Escalation Despite Warning

The legal complaint reveals that Reddit had previously sent a cease-and-desist letter to Perplexity regarding its scraping activities. Surprisingly, according to Reddit’s allegations, rather than reducing its citation of Reddit content after receiving the legal warning, Perplexity actually increased its references to the platform. This development suggests the relationship between the companies deteriorated significantly before reaching the current litigation stage. Industry observers note that Reddit has established formal agreements with other AI companies for content access, but no such arrangement existed with Perplexity.

Perplexity’s Defense Statement

Perplexity has responded to the allegations through a statement provided to The Verge, though the company notes it hasn’t formally received the lawsuit documents yet. “Perplexity has not yet received the lawsuit, but we will always fight vigorously for users’ rights to freely and fairly access public knowledge,” the company stated. “Our approach remains principled and responsible as we provide factual answers with accurate AI, and we will not tolerate threats against openness and the public interest.”

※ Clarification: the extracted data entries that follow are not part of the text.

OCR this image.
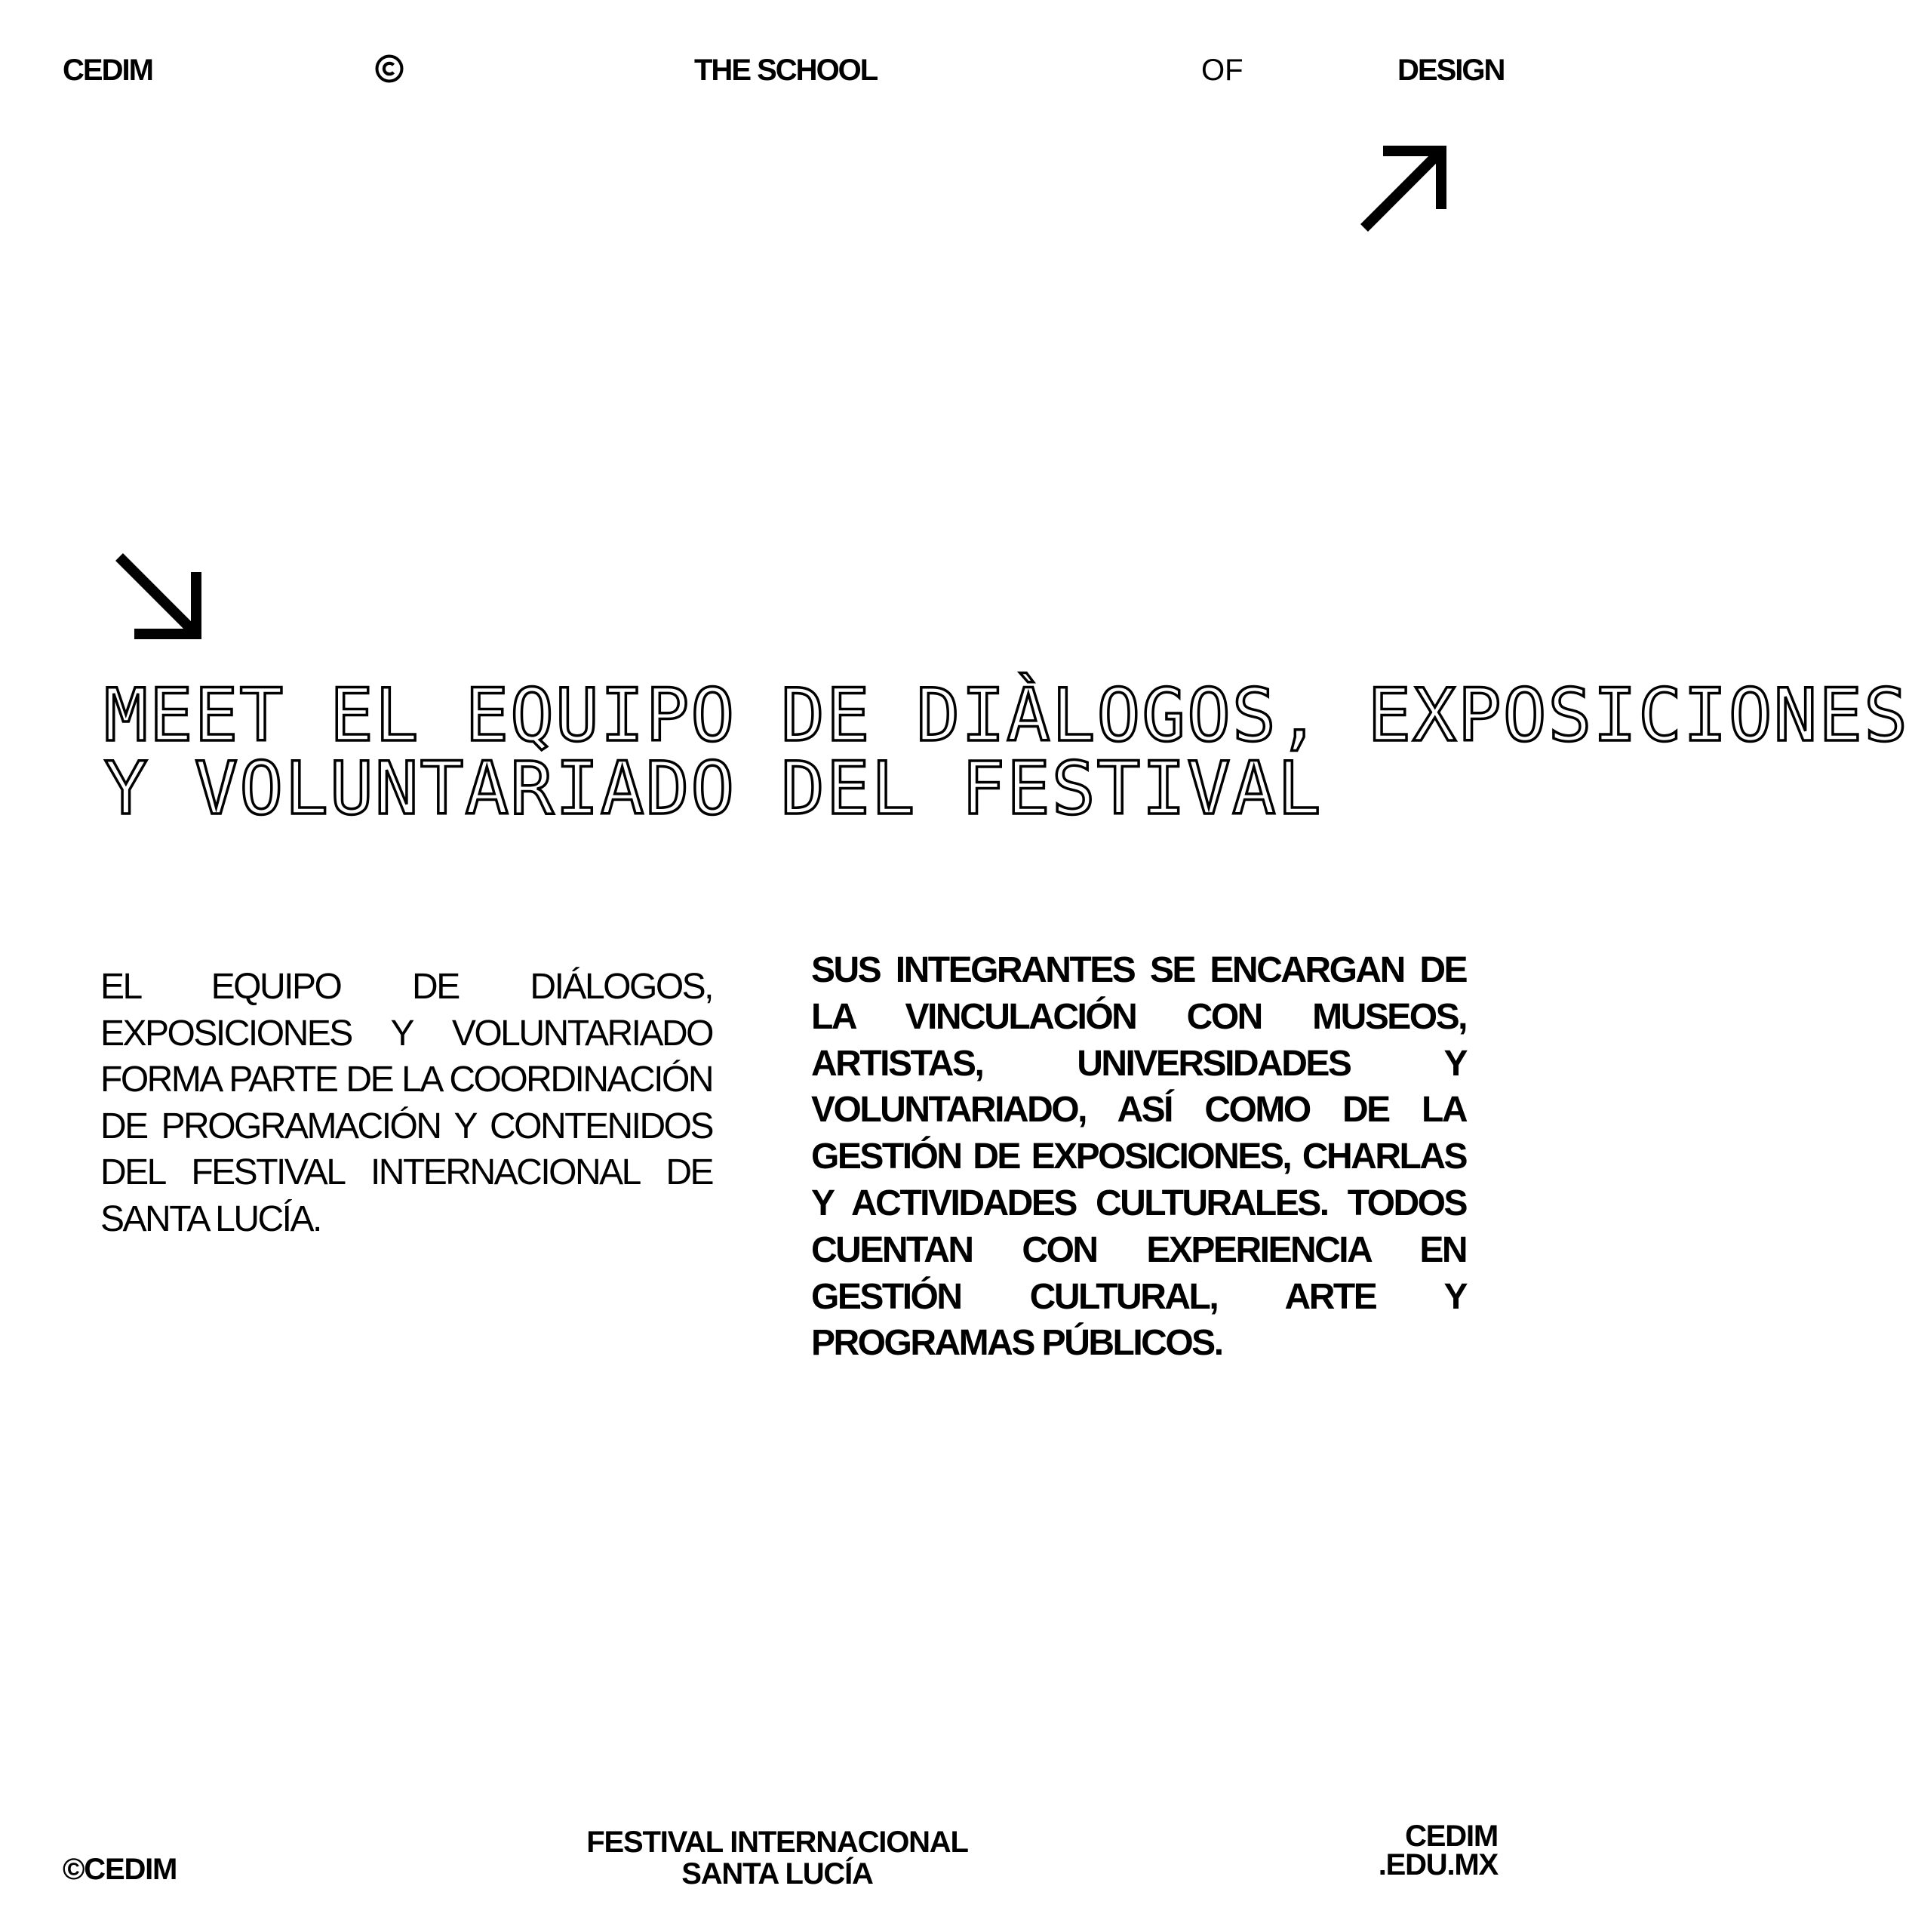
CEDIM	THE SCHOOL	OF	DESIGN
MEET EL EQUIPO DE DIÀLOGOS, EXPOSICIONES
Y VOLUNTARIADO DEL FESTIVAL
EL EQUIPO DE DIÁLOGOS, EXPOSICIONES Y VOLUNTARIADO FORMA PARTE DE LA COORDINACIÓN DE PROGRAMACIÓN Y CONTENIDOS DEL FESTIVAL INTERNACIONAL DE SANTA LUCÍA.
SUS INTEGRANTES SE ENCARGAN DE LA VINCULACIÓN CON MUSEOS, ARTISTAS, UNIVERSIDADES Y VOLUNTARIADO, ASÍ COMO DE LA GESTIÓN DE EXPOSICIONES, CHARLAS Y ACTIVIDADES CULTURALES. TODOS CUENTAN CON EXPERIENCIA EN GESTIÓN CULTURAL, ARTE Y PROGRAMAS PÚBLICOS.
©CEDIM
FESTIVAL INTERNACIONAL
SANTA LUCÍA
CEDIM
.EDU.MX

Broader Implications for AI Industry

This lawsuit emerges amid growing tensions between content platforms and AI companies regarding training data sourcing. The case highlights ongoing debates about what constitutes fair use of publicly available web content for AI training purposes. Legal experts suggest the outcome could establish important precedents for how data scraping activities are regulated and what permissions AI companies need to access content from platforms like Reddit. As artificial intelligence systems increasingly rely on vast amounts of web data for training, analysts suggest such legal conflicts will likely become more common across the technology sector.

What Comes Next

The legal proceedings are just beginning, and industry watchers anticipate a complex case that could examine fundamental questions about data ownership and AI development practices. Meanwhile, Reddit’s creative investigation method—using digitally traceable content as bait—demonstrates how platforms are developing sophisticated techniques to detect unauthorized data access. The technology community will be closely watching how this case develops, as it could influence how AI companies source training data and how content platforms protect their information in the future.